Fêtes vos jeux !

BILLET D’HUMEUR #11

Crédit photo : Eurosport

Je vais être totalement honnête : comme 95 % des Français, je n’étais pas franchement emballée par les JO à Paris. Je dirais même que j’étais complètement contre !

Ca a commencé quand, en 2021, j’ai entendu parler de la polémique autour de la construction d’une piscine olympique qui allait détruire, à Aubervilliers, 19 parcelles de jardins ouvriers, vecteurs de lien social, nourrissant les familles les plus modestes du quartier et plus en accord avec une certaine idée de l’écologie. La lutte écologique des classes a perdu, le village olympique a été construit*.

Ca m’a écœuré quand, au printemps 2024, j’ai découvert que l’on raflait dans les rues de Paris toutes les personnes sans domicile fixe pour les convoyer vers les villes de province. Oui parce que ça fait désordre la pauvreté quand on veut faire bonne figure devant le monde entier. Que l’on virait les étudiants de leurs logements universitaires, parce qu’il fallait bien caser tout ce beau monde qui débarque.

Ca m’a carrément fait vriller quand Macron s’est caché derrière les JO pour ne pas choisir un.e premier.e ministre, a fait un déni de démocratie, entretenu le chaos qu’il a lui-même dégoupillé le 9 juin et profite de l’évènement pour se refaire une santé médiatique (il aurait gagné deux points dans les sondages grâce à ses mamours à la limite du supportable à tous les athlètes français victorieux).

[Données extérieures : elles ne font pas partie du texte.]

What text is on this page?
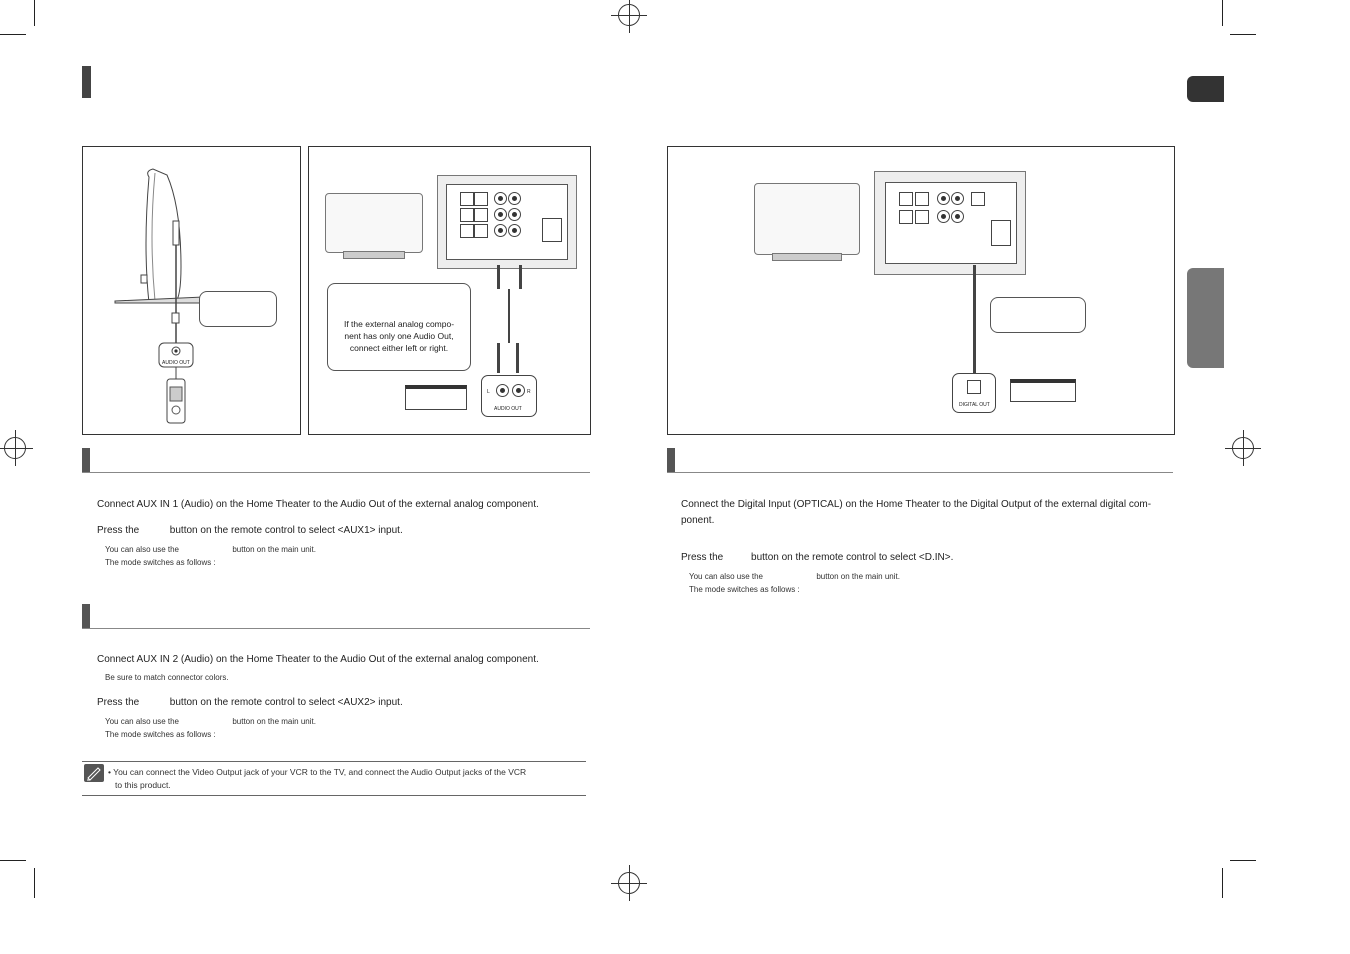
AUDIO OUT
If the external analog compo-
nent has only one Audio Out,
connect either left or right.
L	R
AUDIO OUT
DIGITAL OUT
Connect AUX IN 1 (Audio) on the Home Theater to the Audio Out of the external analog component.
Press the           button on the remote control to select <AUX1> input.
You can also use the                        button on the main unit.
The mode switches as follows :
Connect AUX IN 2 (Audio) on the Home Theater to the Audio Out of the external analog component.
Be sure to match connector colors.
Press the           button on the remote control to select <AUX2> input.
You can also use the                        button on the main unit.
The mode switches as follows :
• You can connect the Video Output jack of your VCR to the TV, and connect the Audio Output jacks of the VCR
to this product.
Connect the Digital Input (OPTICAL) on the Home Theater to the Digital Output of the external digital com-
ponent.
Press the          button on the remote control to select <D.IN>.
You can also use the                        button on the main unit.
The mode switches as follows :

Et je ne parle même pas des 1,4 milliards d’euros dépensés pour dépolluer la Seine pendant que des gens crèvent la dalle et que l’on refuse de véritablement investir dans une politique écoresponsable ; ou de mon profond sentiment d’injustice et de révolte quand j’ai appris que la Russie était exclue des Jeux mais que l’Israël avait le droit de parader…

Ainsi, comme 95 % des Français, je voyais tout ce flonflon d’un bien mauvais œil.

Puis, il y a eu la cérémonie d’ouverture orchestrée par Thomas Jolly…

Et la France, et moi avec, s’est émerveillée.

Puis il y a eu la victoire de l’équipe de France de Rugby à VII, marquant une revanche sur la Coupe du Monde manquée…

Et la France, et moi avec, s’est enjaillée.

Puis, il y a eu les deux nouveaux titres olympiques de Teddy Riner…

Et la France, et moi avec, s’est réveillée.

Puis, il y a eu les quatre médailles d’or et la médaille de bronze de Léon Marchand…

Et la France, et moi avec, s’est enflammée.

Après des semaines au cours desquelles le pays s’est déchiré à coup d’élection, de débat télévisé ou dominical, d’arguments et de contre arguments, de manifestation dans les rues, de violence dans les mots et les actes ; soudain, le temps s’est suspendu pour permettre au peuple d’afficher certains sourires oubliés…

TOP 3 de mes moments préférés des JO
N°3 : Pour la quatrième médaille d’or de Léon Marchand, tous les supporters français qui assistent à d’autres épreuves, notamment l’escrime, sont rivés sur leur téléphone pour suivre sa victoire en direct. Ce qui a provoqué une explosion de joie dans les tribunes du Grand Palais, obligeant les escrimeurs à laisser passer la vague de joie qui ne les concernait pas.

Panem et circenses. Disent certains avec un rictus ironique dans la bouche. « Donnez-leur du pain et des jeux ». Et tout est oublié…! Sauf que du pain, il est probable que l’on en manque : 2024 devrait être l’un des pires crus pour la récolte de blé tendre en France depuis une quarantaine d’années ; alors anticipons sur la faim et approprions-nous ces jeux !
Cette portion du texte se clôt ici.